Puis venaient (3) l’union et la communion des cadres de sa province natale, toutes origines confondues. Leurs zones de prédilection furent la diplomatie, la justice et quelques espaces publics et privés, aux finances juteuses. Le quatrième (4) pilier avait deux branches: (1) le parti démocratique gabonais (PDG) pour capter la masse, donc le peuple, et (2) la franc-maçonnerie pour contrôler l’élite.
Enfin, (5) l’usage opportune et responsable de sa diplomatie nationale en se référant à ses différents amis des premières heures de son pouvoir et leurs successeurs rangés sous le vocable de roitelets. Sa diplomatie sous régionale, ses liens d’amitié, de fraternité et de parenté avec ses pairs de la sous région. Et sa diplomatie internationale, ses accords divers avec la France, les États-Unis, la Chine, les pays arabes etc…
C’est sur la base de ses différents piliers opérationnels, gérés par un personnel politique varié, reconnu et respecté qu’Omar Bongo a pu, non seulement conserver son pouvoir, assurer la transition de 2009 mais également permettre la passation de pouvoir à Ali Bongo Ondimba. Malheureusement, comme tout être vivant, un système a besoin d’être entretenu s’il veut vivre et prospérer. Or, celui hérité par Ali Bongo n’a nullement assuré un quelconque service après-vente. Rien d’étonnant, la machine s’est enrayée.

Par conséquent, affirmer que tout est foutu pour le clan Ali Bongo, à différencier du système Bongo Ondimba, n’est pas une hérésie. Si non, avec quelle famille feront ils la campagne en 2023 quand les fils Bongo Ondimba ne peuvent même plus rentrer librement au Gabon? Avec quels batéké iront ils en campagne quand la plupart broie désormais du noir. Avec quel Haut-Ogooué iront ils en campagne quand certains cadres de cette province sont exilés ou en prison?

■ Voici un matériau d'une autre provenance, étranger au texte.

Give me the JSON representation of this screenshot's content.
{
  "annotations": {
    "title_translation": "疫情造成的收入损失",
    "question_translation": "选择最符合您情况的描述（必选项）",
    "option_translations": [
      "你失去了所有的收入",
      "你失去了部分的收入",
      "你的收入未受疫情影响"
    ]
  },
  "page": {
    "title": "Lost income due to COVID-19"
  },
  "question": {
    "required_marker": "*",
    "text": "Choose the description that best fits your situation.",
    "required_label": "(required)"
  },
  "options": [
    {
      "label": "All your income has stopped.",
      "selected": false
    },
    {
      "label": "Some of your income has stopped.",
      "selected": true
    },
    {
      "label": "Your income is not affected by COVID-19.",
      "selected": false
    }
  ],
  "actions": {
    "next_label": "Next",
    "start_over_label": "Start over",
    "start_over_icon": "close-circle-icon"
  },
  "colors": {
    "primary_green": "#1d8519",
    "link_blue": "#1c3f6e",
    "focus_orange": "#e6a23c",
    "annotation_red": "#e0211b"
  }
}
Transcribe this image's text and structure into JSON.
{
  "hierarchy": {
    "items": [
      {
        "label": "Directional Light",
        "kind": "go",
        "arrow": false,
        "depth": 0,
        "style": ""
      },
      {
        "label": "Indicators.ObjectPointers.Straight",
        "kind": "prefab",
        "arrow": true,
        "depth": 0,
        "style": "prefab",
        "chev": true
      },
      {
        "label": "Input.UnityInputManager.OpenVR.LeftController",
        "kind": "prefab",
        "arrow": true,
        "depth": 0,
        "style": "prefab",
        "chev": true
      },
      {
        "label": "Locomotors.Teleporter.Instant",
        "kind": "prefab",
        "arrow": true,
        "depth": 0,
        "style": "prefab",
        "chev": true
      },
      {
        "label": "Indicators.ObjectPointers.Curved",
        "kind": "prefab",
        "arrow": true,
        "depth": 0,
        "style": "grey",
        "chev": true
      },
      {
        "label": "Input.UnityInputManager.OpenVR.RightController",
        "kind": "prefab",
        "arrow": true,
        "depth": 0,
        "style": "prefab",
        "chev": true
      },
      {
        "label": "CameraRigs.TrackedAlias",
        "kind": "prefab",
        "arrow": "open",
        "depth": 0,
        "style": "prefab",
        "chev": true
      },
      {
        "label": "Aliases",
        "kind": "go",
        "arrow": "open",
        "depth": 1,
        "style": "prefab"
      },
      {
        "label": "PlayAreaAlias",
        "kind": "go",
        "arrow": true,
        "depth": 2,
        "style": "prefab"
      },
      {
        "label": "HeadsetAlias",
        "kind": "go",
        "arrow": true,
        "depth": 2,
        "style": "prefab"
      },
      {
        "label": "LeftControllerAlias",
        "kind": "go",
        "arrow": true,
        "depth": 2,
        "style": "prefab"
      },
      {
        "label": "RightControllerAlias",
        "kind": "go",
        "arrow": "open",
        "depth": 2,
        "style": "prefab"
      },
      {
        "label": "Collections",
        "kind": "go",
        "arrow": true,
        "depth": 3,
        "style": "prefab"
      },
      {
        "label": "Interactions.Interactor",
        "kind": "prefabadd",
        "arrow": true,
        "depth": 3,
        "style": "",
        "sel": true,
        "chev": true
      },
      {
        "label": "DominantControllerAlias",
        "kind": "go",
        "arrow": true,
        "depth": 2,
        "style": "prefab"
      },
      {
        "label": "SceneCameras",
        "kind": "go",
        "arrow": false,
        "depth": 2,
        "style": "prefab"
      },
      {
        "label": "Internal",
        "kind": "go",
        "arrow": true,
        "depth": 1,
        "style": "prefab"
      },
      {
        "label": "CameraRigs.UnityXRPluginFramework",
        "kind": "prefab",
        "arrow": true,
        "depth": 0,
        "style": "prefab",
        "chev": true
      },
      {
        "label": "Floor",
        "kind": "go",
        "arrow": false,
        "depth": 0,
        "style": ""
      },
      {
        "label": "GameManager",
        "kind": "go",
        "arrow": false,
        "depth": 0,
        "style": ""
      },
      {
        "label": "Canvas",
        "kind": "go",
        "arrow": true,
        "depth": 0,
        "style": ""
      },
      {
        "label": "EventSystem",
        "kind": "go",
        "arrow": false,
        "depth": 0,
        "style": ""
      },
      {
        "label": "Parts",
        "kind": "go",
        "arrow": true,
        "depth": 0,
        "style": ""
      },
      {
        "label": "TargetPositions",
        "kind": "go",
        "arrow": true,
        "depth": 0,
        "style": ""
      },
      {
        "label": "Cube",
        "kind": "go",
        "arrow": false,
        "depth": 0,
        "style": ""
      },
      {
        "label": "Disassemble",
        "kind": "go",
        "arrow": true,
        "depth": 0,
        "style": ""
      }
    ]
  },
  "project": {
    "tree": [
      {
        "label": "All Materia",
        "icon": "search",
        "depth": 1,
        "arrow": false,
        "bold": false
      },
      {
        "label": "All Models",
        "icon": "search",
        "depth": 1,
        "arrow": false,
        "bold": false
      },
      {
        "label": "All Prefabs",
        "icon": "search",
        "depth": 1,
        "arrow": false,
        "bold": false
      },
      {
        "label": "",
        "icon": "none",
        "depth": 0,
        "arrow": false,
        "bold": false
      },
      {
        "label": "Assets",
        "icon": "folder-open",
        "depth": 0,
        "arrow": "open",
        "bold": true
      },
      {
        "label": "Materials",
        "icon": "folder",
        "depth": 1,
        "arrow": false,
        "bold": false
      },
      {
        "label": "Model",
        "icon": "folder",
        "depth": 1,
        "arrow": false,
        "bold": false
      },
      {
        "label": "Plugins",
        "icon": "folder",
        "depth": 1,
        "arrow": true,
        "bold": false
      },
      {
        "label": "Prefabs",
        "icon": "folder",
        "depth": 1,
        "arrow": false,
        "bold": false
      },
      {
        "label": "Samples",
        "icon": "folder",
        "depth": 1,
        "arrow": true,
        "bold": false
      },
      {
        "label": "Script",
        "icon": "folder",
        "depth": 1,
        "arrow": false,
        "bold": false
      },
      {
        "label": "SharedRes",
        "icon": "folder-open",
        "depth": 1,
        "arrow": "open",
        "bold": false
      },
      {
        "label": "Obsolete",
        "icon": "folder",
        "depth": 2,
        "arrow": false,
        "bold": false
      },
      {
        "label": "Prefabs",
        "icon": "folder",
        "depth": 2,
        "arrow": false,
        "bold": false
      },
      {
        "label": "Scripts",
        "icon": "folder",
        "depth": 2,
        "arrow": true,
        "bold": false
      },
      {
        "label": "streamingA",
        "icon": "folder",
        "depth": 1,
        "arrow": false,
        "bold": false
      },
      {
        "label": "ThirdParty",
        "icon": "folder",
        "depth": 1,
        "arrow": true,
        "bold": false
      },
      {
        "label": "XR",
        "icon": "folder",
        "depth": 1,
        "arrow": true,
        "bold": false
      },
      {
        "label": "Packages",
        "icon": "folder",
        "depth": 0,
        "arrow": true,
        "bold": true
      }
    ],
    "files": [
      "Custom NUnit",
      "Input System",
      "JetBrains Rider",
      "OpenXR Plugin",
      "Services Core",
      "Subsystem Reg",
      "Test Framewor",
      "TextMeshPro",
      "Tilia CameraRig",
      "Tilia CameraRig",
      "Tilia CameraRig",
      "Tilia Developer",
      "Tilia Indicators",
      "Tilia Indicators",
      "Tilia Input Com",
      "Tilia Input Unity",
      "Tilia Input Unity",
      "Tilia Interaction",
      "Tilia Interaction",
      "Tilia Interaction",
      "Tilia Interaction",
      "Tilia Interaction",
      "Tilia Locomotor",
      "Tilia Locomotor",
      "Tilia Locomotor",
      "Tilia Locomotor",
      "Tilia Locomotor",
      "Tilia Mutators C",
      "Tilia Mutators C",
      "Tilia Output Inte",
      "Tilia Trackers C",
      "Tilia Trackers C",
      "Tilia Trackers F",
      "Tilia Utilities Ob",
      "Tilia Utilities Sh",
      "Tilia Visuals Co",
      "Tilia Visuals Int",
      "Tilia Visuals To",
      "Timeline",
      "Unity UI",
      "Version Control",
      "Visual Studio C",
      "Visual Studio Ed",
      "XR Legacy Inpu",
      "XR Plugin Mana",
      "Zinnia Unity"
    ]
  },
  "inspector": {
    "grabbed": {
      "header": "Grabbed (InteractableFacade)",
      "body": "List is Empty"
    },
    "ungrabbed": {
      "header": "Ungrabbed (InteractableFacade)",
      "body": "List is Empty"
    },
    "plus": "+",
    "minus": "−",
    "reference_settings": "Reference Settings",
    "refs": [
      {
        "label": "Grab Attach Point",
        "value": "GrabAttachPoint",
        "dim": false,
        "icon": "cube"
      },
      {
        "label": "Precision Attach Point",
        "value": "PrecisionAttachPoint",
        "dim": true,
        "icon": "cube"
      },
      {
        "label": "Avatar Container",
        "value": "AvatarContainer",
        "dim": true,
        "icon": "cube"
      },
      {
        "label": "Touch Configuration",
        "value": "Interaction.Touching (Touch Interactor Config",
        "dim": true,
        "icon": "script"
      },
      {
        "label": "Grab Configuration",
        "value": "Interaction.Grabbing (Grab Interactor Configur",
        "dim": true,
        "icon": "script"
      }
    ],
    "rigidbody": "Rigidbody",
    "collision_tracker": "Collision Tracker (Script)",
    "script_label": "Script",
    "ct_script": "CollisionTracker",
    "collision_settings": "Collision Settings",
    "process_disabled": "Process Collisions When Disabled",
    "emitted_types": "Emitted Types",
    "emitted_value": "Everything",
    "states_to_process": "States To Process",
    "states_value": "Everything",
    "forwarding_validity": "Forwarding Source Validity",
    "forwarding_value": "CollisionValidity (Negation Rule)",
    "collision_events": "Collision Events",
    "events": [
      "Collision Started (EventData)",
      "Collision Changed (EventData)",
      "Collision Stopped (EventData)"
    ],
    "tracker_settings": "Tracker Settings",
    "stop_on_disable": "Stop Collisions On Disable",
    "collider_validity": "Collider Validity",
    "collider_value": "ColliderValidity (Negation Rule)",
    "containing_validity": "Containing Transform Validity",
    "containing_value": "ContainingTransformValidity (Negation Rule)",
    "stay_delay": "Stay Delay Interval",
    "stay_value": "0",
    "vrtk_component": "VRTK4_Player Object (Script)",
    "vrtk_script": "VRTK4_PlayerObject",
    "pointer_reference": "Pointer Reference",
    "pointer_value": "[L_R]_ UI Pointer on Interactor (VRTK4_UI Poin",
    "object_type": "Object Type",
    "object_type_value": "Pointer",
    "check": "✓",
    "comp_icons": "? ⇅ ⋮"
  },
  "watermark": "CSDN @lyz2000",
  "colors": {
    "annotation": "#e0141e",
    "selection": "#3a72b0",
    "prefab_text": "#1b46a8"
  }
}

Avec quel PDG iront-ils en campagne quand les salaires et autres avantages mirobolants sont devenus des denrées rares? Quand publiquement le directoire du parti est démystifié? Quand on menace et sanctionne des hauts cadres de cette broyeuse politique pour des votes qu’ils ne veulent pas assumer? Avec quels fraters iront-ils en campagne quand nombreux sont assis à la maison, tirent le diable par la queue et ne sont plus installés aux premières loges?
Avec quelle diplomatie iront-ils en campagne quand la logique développée par les collégiens du bord de mer est « tout pour nous, rien pour les autres »? Quand c’est encore la légion étrangère, bien qu’en miniature qui tient sans expérience les cordons de la bourse? Quand sans gêne des journaux gérés par l’infographe du palais, aux complexes multiples, insultent et caricaturent des chefs d’état voisins? Quand un Commonwealth hypothétique devient une garantie d’acquisition d’un pouvoir usurpé à Ali Bongo?

Oui, tout est vraiment foutu pour les collégiens et leur source d’inspiration malsaine. Être au pouvoir, en jouir avec arrogance et suffisance, c’est une chose. Le gérer avec intelligence et prudence, s’en est une autre. Le conserver, malgré les forces non négligeables en présence, c’est encore tout autre chose. Comment alors et avec qui espèrent-ils conserver un pouvoir où, côté opposition, des gens comme Guy Nzouba Ndama, Alexandre Barro Chambrier et Paulette Missambo rassurent plus? Où côté pouvoir, bien que les collabos soient nombreux et disqualifiés, la force de certaines institutions crédite leurs dirigeants qui restent de potentiels leaders.

A la vérité des choses, il n’y a qu’un véritable élève politique d’Omar Bongo Ondimba pour réanimer la flamme mourant sous l’éteignoir. Les semaines à venir pourraient être sport. Ainsi on verra qui a bien ingurgité les leçons du maître.